Tirta sudah lima tahun menduda, kedua anak perempuan menjadi tanggung jawabnya karena kesepakatan dengan Lestari, mantan istrinya. Lestari mengaku tidak sanggup membiayai dan Tirta tentu bersedia. Menurut cerita orang-orang yang bekerja di rumah Tirta, Tirta dan Lestari bercerai karena Lestari tidak tahan sikap genit Tirta ke staff-staff muda di kantornya, bahkan ada gosip yang beredar bahwa Tirta memelihara dua gadis muda dan memberi mereka apartemen mewah.
Cecilia sudah dipijat, dan dia menguap lebar. “Semoga aku bisa sekolah besok, Bu. Ada ulangan Bahasa Indonesia.”
“Iya, tapi jangan dipaksa kalo sakit.”
Cecilia mengangguk.
Dia sudah berpakaian lagi sekarang dan kembali tidur.
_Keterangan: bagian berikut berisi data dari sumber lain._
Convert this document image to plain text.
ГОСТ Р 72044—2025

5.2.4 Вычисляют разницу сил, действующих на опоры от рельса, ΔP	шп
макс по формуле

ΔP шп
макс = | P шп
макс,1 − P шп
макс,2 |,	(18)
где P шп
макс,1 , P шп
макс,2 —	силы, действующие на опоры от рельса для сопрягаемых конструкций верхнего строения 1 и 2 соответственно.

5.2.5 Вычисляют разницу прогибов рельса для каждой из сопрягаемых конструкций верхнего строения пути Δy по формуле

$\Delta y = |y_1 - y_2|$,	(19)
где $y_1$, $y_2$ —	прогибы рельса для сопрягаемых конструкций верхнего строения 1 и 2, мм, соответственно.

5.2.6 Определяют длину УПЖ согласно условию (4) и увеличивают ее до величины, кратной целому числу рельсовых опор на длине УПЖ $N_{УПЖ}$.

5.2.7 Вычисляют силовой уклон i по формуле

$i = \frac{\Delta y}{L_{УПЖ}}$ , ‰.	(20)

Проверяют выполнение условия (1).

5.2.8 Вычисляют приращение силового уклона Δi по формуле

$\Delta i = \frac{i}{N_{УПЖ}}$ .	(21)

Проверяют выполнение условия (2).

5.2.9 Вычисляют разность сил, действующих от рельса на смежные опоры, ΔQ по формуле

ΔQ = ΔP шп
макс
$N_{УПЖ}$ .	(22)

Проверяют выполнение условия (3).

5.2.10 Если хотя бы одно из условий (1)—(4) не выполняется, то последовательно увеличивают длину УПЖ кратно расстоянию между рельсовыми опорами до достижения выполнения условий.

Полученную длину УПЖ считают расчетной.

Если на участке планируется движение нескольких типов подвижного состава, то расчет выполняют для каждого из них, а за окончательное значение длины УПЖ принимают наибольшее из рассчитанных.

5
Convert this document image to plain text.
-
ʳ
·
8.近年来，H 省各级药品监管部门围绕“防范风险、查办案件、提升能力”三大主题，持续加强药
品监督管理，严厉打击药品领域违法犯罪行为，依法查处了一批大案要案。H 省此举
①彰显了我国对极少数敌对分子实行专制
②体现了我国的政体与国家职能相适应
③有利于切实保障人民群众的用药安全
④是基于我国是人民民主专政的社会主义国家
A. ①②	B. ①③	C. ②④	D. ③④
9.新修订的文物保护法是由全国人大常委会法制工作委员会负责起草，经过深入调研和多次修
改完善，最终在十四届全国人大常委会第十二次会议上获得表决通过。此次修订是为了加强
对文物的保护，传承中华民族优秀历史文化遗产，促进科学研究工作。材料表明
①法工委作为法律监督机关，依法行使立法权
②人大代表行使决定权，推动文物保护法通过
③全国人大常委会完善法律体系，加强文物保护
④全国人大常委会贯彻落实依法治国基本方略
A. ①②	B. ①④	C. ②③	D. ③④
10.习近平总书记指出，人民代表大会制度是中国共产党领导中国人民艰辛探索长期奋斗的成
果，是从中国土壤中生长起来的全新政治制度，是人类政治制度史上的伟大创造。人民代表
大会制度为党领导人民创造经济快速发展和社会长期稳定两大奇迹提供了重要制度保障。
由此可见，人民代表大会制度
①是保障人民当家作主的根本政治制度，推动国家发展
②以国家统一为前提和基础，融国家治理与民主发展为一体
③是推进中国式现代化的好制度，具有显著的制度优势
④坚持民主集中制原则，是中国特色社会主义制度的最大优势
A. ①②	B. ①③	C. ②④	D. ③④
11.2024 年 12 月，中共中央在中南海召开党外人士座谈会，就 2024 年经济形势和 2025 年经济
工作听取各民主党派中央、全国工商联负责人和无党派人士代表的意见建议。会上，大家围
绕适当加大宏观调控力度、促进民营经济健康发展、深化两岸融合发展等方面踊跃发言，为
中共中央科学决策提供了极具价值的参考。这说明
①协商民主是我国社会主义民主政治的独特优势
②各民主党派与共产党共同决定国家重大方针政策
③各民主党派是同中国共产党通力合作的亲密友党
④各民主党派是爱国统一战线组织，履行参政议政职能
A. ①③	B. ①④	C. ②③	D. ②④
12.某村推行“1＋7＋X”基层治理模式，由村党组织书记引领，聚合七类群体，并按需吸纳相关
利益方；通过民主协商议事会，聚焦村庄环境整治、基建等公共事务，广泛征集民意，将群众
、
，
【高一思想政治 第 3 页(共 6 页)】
Setelah memastikan anak-anak aman, Nindya ke luar dari kamar dan masuk ke dalam kamarnya yang bersebelahan dengan kamar kedua anak perempuan Tirta.
Nindya senang sekaligus lega, karena keesokan paginya Cecilia kembali segar dan dia bisa masuk sekolah bersama Naomi.
***
Suatu malam, seperti biasa sebelum jam tidur pukul sembilan, Nindya pergi ke dapur sambil membawa botol minuman khususnya yang kosong. Sedang mengisi botol, dia dikejutkan sebuah deheman dari arah belakang.
“Oh, Pak Tirta? Sudah pulang, Pak?” Nindya bertanya di tengah perasaan kagetnya. Baru malam ini dia bertemu Tirta lagi sejak hari pertama bekerja.
“Ya,” jawab Tirta pendek.
Nindya menunduk hormat dan buru-buru melangkah pergi.
“Nin,” panggil Tirta cepat.
Nindya menghentikan langkahnya. Sebenarnya dia tidak suka dipanggil “Nin”, lebih suka dipanggil dengan nama lengkap, kecuali jika sedang berbincang, dan bukan saat memanggil. Dia juga tidak tahu alasannya apa yang menyebabkannya jengah dipanggil “Nin”.
“Iya, Pak.”
“Kata Cecilia kamu pandai memijat. Kamu memijat dia waktu dia demam.”
“Oh, iya, Pak. Maaf jika saya lancang.”
“Nggak, nggak. Itu bagus.”
Nindya lega karena ternyata Tirta tidak marah dan sepertinya senang anaknya dipijat.
“Kamu bersedia memijat saya malam ini? Di kamar?”
Nindya terkejut bukan main, dan dia langsung menggeleng menolak. “Nggak, Pak.”
“Hei, saya minta bantuan. Pijat saja. Nggak ada yang melihat.”
Orang ini aneh, batin Nindya.
“Saya lelah sekali dan butuh relaks.”
Nindya menelan ludahnya sejenak, lalu mengangguk.